The Financial Supervisory Commission (FSC) asked 10 domestic lenders to lower real estate-related lending by the end of the year or face tighter capital requirements, Jean Chiu (邱淑貞), deputy director-general of the commission’s Banking Bureau, said yesterday.
Meanwhile, the central bank asked all domestic financial institutions to submit reports about details of their luxury housing lending every month.
The 10 lenders include Bank SinoPac (永豐銀行), HSBC Bank (Taiwan), Land Bank of Taiwan (土地銀行), Union Bank of Taiwan (聯邦銀行), Bank of Panhsin (板信銀行), Standard Chartered Bank (Taiwan), Taichung Bank (台中銀行), Sunny Bank (陽信商銀), COTA Commercial Bank (三信商業銀行) and Hwatai Commercial Bank (華泰銀行), Chiu said.
“Those banks all display heavy concentration in real estate-linked loans and are in need of risk enhancement to better protect their asset quality,” Chiu said.
To that end, the lenders may either shrink their real-estate loan book or increase bad loan provisions, Chiu said.
The commission would ask them to raise their loan loss reserve by another 0.5 to 1 percentage points if they fail to show improvement by the end of the year, Chiu said.
The commission applies two sets of criteria on big and small lenders when measuring loan concentration, Chiu said.
For the nation’s 10 largest banks, mortgage loans should be capped at 30 percent of total lending and land financing at 10 percent, Chiu said.
For small and medium-sized lenders, the limits are 40 percent and 15 percent respectively, she added.
Secured loans — using real-estate properties as collateral — should not account for more than 70 percent of the overall portfolio, Chiu said, adding that there is flexibility if loans are intended for non-real estate investments.
Meanwhile, the commission’s Insurance Bureau is considering tightening capital requirements for the purchase of real estate by insurance companies.
Joanne Tseng (曾玉瓊), deputy director-general of the Insurance Bureau, said the bureau reviews the issue each year to reflect changes in the market and will arrive at a conclusion later.
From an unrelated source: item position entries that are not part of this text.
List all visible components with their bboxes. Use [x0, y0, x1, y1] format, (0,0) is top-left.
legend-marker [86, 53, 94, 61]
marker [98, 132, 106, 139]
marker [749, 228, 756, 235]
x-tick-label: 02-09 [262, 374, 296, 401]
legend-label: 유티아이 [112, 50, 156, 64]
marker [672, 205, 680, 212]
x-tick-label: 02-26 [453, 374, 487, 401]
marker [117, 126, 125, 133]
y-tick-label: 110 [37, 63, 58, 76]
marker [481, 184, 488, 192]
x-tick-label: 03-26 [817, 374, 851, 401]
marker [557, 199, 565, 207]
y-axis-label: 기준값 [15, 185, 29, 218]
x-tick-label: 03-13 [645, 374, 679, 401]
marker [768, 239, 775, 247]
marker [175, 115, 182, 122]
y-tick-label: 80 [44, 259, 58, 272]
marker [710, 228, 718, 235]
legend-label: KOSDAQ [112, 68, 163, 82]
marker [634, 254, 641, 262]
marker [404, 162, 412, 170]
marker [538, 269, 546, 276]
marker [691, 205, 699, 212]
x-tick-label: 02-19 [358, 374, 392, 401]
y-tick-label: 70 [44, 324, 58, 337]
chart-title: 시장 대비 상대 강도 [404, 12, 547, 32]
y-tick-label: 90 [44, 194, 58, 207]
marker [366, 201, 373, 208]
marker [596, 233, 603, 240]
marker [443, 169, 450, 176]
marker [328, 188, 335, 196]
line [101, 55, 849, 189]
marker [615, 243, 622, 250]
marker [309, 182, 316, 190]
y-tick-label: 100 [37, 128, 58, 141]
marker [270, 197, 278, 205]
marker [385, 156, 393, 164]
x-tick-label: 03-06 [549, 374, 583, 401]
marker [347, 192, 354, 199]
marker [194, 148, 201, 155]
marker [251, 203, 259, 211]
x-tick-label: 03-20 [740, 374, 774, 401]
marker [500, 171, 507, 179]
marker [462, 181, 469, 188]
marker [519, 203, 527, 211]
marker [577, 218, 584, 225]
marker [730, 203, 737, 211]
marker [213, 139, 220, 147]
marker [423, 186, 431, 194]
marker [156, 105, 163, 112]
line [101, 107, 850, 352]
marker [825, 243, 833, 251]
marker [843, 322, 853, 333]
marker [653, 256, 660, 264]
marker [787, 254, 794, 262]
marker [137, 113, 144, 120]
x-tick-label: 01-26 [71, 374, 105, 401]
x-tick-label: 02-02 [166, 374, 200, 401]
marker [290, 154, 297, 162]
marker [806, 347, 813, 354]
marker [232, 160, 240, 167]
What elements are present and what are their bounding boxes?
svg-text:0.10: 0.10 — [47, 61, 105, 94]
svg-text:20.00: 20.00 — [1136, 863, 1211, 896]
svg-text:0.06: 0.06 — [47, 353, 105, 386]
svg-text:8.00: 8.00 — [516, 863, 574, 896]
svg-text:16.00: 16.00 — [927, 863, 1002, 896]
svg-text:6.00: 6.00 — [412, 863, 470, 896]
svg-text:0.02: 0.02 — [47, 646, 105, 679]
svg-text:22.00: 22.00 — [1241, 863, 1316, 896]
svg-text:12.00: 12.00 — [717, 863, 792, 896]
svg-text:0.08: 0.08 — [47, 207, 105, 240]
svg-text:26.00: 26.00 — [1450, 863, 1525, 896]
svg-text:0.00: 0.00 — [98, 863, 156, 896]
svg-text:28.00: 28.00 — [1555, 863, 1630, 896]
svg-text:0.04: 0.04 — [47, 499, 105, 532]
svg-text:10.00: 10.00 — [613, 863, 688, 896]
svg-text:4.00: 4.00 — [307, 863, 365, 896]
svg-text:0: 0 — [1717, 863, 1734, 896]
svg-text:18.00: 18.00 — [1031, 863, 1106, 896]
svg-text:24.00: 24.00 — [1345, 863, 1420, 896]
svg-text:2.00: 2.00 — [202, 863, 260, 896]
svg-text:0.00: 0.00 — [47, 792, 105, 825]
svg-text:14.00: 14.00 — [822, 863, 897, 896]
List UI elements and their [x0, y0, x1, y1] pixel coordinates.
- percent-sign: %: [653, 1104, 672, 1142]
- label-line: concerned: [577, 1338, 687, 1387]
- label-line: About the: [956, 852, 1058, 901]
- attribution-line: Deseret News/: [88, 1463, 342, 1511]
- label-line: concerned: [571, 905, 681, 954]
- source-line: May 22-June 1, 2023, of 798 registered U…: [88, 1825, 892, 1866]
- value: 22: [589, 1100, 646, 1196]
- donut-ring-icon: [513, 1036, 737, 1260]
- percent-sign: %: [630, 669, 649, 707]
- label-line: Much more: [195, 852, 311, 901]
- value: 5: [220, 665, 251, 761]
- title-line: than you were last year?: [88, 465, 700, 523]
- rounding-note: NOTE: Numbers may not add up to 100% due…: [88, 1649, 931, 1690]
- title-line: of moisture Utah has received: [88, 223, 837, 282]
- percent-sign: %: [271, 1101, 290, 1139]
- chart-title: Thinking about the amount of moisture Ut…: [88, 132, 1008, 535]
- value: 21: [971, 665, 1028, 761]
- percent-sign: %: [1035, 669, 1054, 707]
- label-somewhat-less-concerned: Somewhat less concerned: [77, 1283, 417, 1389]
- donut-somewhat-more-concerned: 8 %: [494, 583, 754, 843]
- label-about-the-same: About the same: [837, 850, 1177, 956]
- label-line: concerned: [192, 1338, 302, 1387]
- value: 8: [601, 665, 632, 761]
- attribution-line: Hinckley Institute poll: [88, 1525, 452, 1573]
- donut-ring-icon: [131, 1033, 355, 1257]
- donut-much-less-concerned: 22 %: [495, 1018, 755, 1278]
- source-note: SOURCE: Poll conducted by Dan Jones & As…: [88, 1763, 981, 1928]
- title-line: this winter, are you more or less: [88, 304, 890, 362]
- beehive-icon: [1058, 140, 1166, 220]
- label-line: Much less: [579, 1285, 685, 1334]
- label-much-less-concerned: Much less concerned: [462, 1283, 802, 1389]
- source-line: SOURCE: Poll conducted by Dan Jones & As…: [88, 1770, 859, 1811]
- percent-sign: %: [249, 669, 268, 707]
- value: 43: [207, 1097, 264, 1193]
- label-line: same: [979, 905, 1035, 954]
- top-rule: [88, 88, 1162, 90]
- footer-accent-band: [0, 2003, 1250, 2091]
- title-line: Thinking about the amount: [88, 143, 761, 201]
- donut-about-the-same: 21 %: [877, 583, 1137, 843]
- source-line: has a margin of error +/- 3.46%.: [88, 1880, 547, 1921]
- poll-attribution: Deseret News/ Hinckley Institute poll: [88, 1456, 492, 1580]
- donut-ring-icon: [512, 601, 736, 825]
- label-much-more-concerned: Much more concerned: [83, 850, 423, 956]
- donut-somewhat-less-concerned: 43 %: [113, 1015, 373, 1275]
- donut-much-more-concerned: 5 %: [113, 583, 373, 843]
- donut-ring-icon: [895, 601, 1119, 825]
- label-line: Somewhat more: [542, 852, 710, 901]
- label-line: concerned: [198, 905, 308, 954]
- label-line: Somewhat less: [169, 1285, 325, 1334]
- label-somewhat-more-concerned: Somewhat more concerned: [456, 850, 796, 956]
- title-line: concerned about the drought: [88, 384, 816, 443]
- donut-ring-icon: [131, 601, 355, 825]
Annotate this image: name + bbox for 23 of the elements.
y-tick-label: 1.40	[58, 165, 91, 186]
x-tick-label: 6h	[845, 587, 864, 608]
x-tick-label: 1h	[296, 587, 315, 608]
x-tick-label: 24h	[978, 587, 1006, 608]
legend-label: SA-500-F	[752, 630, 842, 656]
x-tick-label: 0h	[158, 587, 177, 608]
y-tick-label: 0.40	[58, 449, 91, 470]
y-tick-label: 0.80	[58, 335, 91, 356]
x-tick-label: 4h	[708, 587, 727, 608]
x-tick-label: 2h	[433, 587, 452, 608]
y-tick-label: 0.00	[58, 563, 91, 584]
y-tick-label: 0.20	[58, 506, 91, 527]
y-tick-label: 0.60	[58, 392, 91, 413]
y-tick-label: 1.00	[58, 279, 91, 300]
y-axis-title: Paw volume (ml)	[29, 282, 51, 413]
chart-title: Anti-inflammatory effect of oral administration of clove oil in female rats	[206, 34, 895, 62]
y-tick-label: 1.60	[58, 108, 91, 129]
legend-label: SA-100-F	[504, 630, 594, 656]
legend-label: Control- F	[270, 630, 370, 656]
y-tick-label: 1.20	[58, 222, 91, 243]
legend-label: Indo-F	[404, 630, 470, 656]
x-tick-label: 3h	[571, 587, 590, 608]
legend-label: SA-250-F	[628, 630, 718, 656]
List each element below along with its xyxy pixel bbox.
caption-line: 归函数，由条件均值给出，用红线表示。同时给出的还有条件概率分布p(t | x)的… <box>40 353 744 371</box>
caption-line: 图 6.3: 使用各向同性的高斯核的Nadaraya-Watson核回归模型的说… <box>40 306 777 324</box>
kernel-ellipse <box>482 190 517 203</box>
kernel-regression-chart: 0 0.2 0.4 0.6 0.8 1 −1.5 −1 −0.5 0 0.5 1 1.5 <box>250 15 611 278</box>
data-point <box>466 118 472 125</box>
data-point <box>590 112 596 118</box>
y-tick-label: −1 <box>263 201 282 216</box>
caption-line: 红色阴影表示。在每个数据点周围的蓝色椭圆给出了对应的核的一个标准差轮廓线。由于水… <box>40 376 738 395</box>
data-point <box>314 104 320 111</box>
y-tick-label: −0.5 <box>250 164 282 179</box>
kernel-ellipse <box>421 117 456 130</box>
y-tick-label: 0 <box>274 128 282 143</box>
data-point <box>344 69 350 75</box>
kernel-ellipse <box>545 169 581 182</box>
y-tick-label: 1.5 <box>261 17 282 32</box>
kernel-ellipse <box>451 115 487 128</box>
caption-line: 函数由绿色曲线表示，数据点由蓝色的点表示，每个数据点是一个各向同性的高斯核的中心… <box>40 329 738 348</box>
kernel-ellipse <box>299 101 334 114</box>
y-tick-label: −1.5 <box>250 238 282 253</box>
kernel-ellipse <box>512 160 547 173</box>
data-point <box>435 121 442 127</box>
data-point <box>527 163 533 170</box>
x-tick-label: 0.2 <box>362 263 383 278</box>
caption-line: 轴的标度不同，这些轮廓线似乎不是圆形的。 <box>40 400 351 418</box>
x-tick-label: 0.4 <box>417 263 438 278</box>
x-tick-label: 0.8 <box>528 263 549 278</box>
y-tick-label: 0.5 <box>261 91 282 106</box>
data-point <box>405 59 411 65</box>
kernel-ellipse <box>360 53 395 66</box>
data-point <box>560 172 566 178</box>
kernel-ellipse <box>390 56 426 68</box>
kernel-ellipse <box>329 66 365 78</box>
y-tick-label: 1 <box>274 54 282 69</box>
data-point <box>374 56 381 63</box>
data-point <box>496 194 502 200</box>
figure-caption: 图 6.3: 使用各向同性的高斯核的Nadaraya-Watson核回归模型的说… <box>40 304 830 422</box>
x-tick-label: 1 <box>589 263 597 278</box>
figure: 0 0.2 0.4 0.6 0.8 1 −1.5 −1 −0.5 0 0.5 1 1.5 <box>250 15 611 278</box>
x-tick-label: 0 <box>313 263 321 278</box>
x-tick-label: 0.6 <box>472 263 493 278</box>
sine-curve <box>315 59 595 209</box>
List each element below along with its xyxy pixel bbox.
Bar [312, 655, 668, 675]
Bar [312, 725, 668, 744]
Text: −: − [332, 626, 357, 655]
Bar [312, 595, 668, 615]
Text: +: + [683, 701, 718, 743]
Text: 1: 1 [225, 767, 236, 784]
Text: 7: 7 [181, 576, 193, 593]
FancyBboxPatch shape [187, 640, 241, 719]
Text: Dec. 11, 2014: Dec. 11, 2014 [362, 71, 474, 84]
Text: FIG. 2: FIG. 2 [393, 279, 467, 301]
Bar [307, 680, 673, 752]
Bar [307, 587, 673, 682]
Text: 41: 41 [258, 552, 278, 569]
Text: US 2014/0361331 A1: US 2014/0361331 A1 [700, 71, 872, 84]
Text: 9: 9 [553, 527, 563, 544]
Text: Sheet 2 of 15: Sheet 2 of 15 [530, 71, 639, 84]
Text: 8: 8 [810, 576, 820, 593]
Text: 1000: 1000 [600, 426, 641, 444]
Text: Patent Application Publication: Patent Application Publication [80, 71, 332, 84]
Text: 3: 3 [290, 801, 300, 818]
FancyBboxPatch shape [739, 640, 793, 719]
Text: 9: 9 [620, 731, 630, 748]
Insurance firms have been the largest buyers of commercial property and undeveloped land in recent years to park idle funds.
A central bank official said yesterday all domestic financial institutions would be required to report details of their luxury housing lending at monthly intervals for the central bank to review.
The move by the commission and the central bank came after the latter on Thursday last week introduced new selective credit controls aimed at luxury homes that have remained unresponsive to measures to induce a price correction.
On Thursday last week, the central bank asked domestic lenders to lower housing loans to 60 percent of a home’s value for properties worth more than NT$80 million (US$2.67 million) in the Greater Taipei area and for luxury homes costing more than NT$50 million in other areas.
The bank then sent the document requesting lenders to submit reports about luxury housing loans at monthly intervals. Domestic financial institutions have to submit their first report by July 10 and hand over subsequent reports by the fifth of each month.
The lenders were also asked to differentiate luxury housing loans in the five special municipalities from those in other regions, an indication the central bank is focusing more on easing the housing market in urban areas.